The association produces surveys and benchmarking reports that inform practitioners and policymakers alongside research from think tanks and academic centers such as Brookings Institution, Peterson Institute for International Economics, National Bureau of Economic Research, Wharton School, and Harvard Kennedy School. Major reports address topics in payments, treasury operations, and risk similar to work by McKinsey Global Institute, Boston Consulting Group, Accenture, Gartner, and Forrester Research. Survey outputs are cited in media outlets including The Wall Street Journal, The New York Times, Financial Times, Bloomberg News, and Reuters.
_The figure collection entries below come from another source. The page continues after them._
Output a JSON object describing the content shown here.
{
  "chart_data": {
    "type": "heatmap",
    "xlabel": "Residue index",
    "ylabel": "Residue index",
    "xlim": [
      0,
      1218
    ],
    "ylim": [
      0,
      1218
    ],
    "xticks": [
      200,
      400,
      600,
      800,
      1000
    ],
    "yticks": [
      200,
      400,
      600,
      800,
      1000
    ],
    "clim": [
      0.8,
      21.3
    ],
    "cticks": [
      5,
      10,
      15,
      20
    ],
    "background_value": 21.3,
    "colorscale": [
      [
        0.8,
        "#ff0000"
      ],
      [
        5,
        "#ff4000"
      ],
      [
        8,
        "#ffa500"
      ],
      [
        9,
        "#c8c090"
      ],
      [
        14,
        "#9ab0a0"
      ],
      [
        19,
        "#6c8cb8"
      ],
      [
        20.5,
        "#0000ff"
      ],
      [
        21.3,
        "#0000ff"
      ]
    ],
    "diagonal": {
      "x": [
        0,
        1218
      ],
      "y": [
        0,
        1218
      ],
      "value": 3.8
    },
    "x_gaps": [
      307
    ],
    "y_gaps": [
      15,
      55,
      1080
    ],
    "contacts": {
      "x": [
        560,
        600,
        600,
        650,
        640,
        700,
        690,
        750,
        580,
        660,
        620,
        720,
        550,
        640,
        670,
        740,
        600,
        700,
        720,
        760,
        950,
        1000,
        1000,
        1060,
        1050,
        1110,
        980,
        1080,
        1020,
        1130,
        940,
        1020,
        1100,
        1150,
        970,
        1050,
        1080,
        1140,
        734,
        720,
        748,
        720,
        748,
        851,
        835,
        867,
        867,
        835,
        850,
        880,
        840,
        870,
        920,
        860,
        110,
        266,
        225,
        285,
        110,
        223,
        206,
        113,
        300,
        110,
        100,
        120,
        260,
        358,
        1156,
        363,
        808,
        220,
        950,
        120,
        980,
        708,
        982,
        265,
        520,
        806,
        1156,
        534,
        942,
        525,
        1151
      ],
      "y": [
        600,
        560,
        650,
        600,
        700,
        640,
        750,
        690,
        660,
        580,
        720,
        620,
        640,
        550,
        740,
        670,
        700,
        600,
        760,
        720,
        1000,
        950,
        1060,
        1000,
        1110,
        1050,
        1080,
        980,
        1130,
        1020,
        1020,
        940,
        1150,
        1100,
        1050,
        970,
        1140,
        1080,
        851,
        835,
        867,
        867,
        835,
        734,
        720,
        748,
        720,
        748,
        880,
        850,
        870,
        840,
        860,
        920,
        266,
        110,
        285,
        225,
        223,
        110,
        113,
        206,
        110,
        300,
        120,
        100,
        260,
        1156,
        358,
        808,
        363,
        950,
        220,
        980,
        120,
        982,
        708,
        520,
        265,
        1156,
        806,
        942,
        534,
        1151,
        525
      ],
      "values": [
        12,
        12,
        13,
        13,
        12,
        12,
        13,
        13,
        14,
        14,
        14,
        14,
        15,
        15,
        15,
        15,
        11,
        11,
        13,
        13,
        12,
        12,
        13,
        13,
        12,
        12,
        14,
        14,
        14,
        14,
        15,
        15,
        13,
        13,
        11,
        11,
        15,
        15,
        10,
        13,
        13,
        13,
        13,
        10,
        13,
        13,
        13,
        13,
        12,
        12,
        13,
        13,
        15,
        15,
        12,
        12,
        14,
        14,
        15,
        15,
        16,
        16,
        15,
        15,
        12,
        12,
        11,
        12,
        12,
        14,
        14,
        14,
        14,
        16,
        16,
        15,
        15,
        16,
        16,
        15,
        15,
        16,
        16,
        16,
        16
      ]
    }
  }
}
It publishes practitioner-oriented materials in collaboration with publishers like Wiley, Oxford University Press, Cambridge University Press, and trade outlets such as Treasury & Risk, Bankers Magazine, and American Banker.

Conferences and Events

Annual conferences convene professionals, regulators, and vendors similarly to gatherings organized by Money20/20, Sibos, ASHRAE (finance-related sessions notwithstanding), IMF/World Bank Annual Meetings, and industry expos like Finovate and Consensus (CoinDesk). Events feature speakers drawn from corporations such as Microsoft, Amazon (company), Apple Inc., Visa Inc., Mastercard, and institutions like Federal Reserve Bank of New York, European Central Bank, Bank of England, and People's Bank of China. Vendor exhibitions include firms such as JPMorgan Chase, Goldman Sachs, Citigroup, Stripe, Plaid (company), Adyen, and Square, Inc. to showcase treasury, payments, and fintech solutions. The association’s summit programming is comparable to conferences by SXSW, TED, World Economic Forum, and Sibos in scope for networking and policy discourse.

Advocacy and Standards-setting

Advocacy efforts engage with legislative and regulatory entities akin to interactions by American Bankers Association, Securities Industry and Financial Markets Association, Consumer Bankers Association, Financial Stability Board, and Basel Committee. The association contributes position papers on issues related to payments, anti-money laundering rules like Bank Secrecy Act, sanctions administered by Office of Foreign Assets Control, and data privacy regimes such as General Data Protection Regulation and U.S. state privacy laws. Its standards-related work aligns with initiatives by National Institute of Standards and Technology, International Organization for Standardization, ISO 20022 migration efforts, and cross-border payment modernization driven by Committee on Payments and Market Infrastructures and private-sector consortia such as R3 (company).